It doesn’t have to be perfect

New Year’s Eve is now a few weeks behind us. How are the resolutions going? This is the time that many of us lose steam, as life gets in the way of our best intentions. The amount of time it takes to commit to change can be hard to find. If I follow recommendations for a healthy lifestyle, I will need at least 30 minutes to exercise, another 30 or more for seated meditation and who knows how long for planning and preparing healthy meals? It can be discouraging.
Then a funny thing can happen: my mind starts to talk me out of the very things I am trying to achieve! Today, there’s not enough time to go to the grocery store, so I may as well eat pizza. And since I didn’t make a healthy choice, I’ve already blown it for the day, so how about a brownie for dessert? Tomorrow there isn’t time to exercise for 30 minutes, and 15 minutes doesn’t meet my goal, so forget it. I’ll try again another day. Or maybe I won’t! You know what? I can’t keep up with my goals, I’m obviously failing, and I should just forget it. Maybe next year I can get healthy.

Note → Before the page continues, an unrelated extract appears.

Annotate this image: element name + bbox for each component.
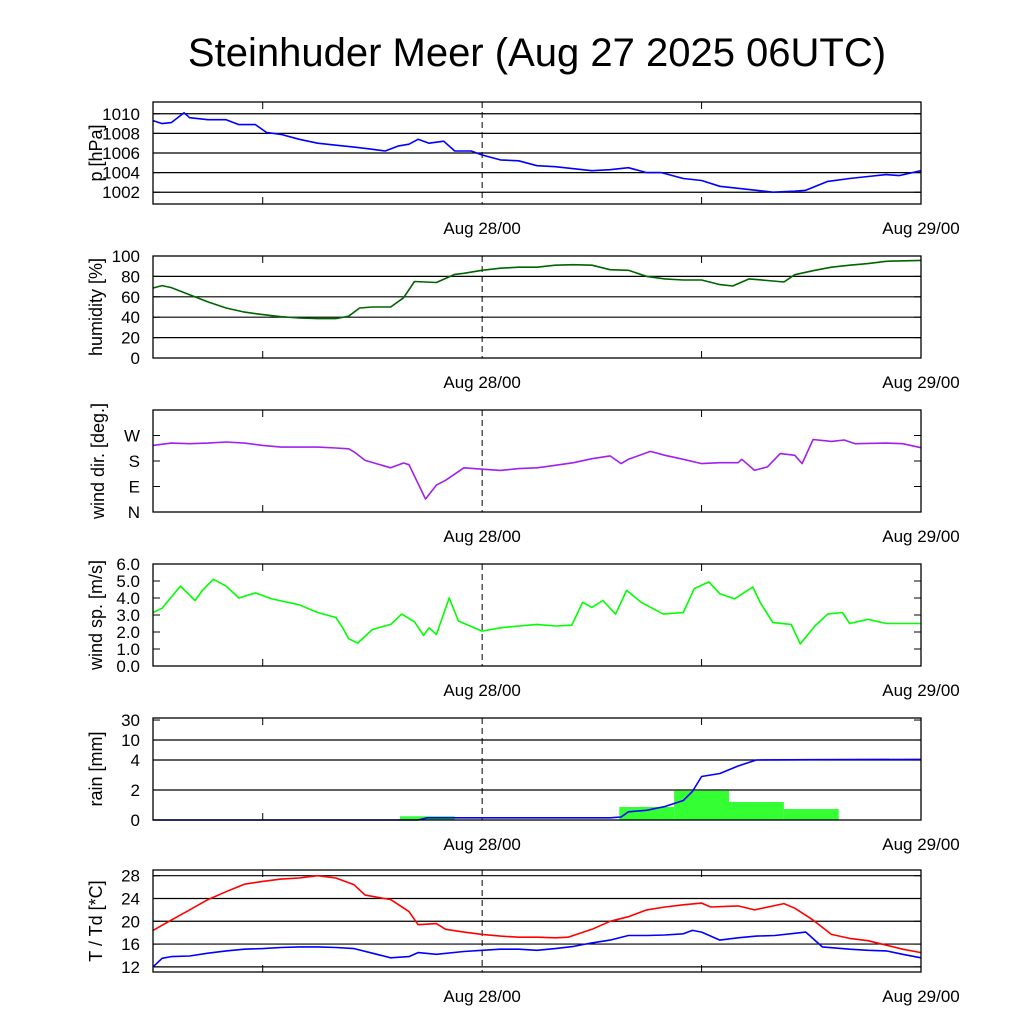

Sound familiar? These are examples of all or nothing thinking. If I can’t do it perfectly, I shouldn’t do it at all. This type of thinking can derail the best intentions, and it is surprisingly common. When I first started offering yoga and mindfulness practices to patients, I unintentionally fed into this tendency. I would write out an energizing yoga sequence and ask my patient to practice it every morning. Or I’d teach a 15 minute meditation practice, suggesting they should do it every night. Then, they returned for follow-up looking sheepish, telling me “You’re going to be mad at me, but…” They weren’t doing the practices. The excuses varied, but most represented a form of all or nothing thinking. “If I can’t do it exactly the way she recommended, I shouldn’t do it at all.”
Needless to say, I’ve changed my language a lot. I recommend that each person strive for a goal of daily practice, but commit to what they can. I feel consistency is more important than the time spent in practice. So, for me a 5 minute meditation on a busy day is a great break to allow myself to relax where I can, and is much better than ignoring my need for silence altogether. Parking farther from the door and taking the stairs is better than no exercise at all. Sometimes, just taking a deep breath and becoming aware of the sensations I feel while breathing is the only practice I can manage. That single moment, though, demonstrates a commitment to self-care, that I am worthy of that presence. I acknowledge that my practice may not be perfect, and I’m not doing it all. But I recognize the importance of self-care, and keep showing up each day. And that’s enough.